If anyone in Maine is looking for extra trucks we are all set in CT and can come up for several days to help plow and clear snow.

Equipment list:
f350 with a 8ft mvp3 plow and sander
f350 with a 8ft mvp plow and sander
f350 with a 7ft western straight blade and sander
skid steer.

We are located in eastern CT and can be in Maine by the morning.
Blue hill Maine is about 6 hours from us for a time frame. 

PM me with your number and we can talk about terms.

Mike


----------



## leigh (Jan 2, 2009)

MSsnowplowing said:


> If anyone in Maine is looking for extra trucks we are all set in CT and can come up for several days to help plow and clear snow.
> 
> Equipment list:
> f350 with a 8ft mvp3 plow and sander
> ...


 Gotta remember we're talking Maine here.I think they could get 5 feet and not skip a beat lol


----------



## MSsnowplowing (Nov 1, 2012)

leigh said:


> Gotta remember we're talking Maine here.I think they could get 5 feet and not skip a beat lol


True but having extra trucks never hurts and we are well rested now and itching to plow more snow.


----------



## leigh (Jan 2, 2009)

MSsnowplowing said:


> True but having extra trucks never hurts and we are well rested now and itching to plow more snow.

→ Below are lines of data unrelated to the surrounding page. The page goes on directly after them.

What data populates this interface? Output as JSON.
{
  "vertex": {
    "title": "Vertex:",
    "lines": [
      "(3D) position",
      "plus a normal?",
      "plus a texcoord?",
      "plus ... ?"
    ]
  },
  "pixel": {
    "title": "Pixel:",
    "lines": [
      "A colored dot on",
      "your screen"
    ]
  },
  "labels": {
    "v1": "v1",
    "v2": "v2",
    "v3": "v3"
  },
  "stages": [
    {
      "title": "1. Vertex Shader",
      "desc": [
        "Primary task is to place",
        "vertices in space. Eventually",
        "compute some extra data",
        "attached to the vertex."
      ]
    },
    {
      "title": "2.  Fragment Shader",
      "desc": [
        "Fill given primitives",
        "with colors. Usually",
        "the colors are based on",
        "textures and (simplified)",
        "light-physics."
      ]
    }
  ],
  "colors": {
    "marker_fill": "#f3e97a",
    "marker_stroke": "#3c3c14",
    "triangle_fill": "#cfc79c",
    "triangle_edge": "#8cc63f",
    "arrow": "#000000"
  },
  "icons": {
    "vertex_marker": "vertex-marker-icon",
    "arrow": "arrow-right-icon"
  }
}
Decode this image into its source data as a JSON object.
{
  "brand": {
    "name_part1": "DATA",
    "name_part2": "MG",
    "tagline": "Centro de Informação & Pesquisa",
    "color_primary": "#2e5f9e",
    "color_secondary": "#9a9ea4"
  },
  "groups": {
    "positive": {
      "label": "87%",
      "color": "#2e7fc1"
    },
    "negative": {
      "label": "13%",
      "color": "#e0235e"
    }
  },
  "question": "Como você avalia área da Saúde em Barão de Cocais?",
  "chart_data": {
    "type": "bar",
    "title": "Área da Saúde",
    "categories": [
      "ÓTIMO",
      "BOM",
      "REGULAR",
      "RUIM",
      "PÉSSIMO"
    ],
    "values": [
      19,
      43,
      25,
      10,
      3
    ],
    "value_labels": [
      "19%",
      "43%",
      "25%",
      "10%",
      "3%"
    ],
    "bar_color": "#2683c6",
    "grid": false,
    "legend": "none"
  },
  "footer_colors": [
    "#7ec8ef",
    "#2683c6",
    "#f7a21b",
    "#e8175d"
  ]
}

 Ah, to be young and full of energy again ! I'm sitting here with a bad back from doing 1 hr of shoveling that rain soaked 3" snowfall sunday lol Be a cool road trip adventure.


----------



## MSsnowplowing (Nov 1, 2012)

leigh said:


> Ah, to be young and full of energy again ! I'm sitting here with a bad back from doing 1 hr of shoveling that rain soaked 3" snowfall sunday lol Be a cool road trip adventure.


Lol. That's why I use sidewalk guys I stay in the truck nice and warm
Got a bad back also


----------



## leigh (Jan 2, 2009)

MSsnowplowing said:


> Lol. That's why I use sidewalk guys I stay in the truck nice and warm
> Got a bad back also


 That's the rub,had 4 guys doing sidewalks but felt like I should show them I still "had it".Now I've got it !


----------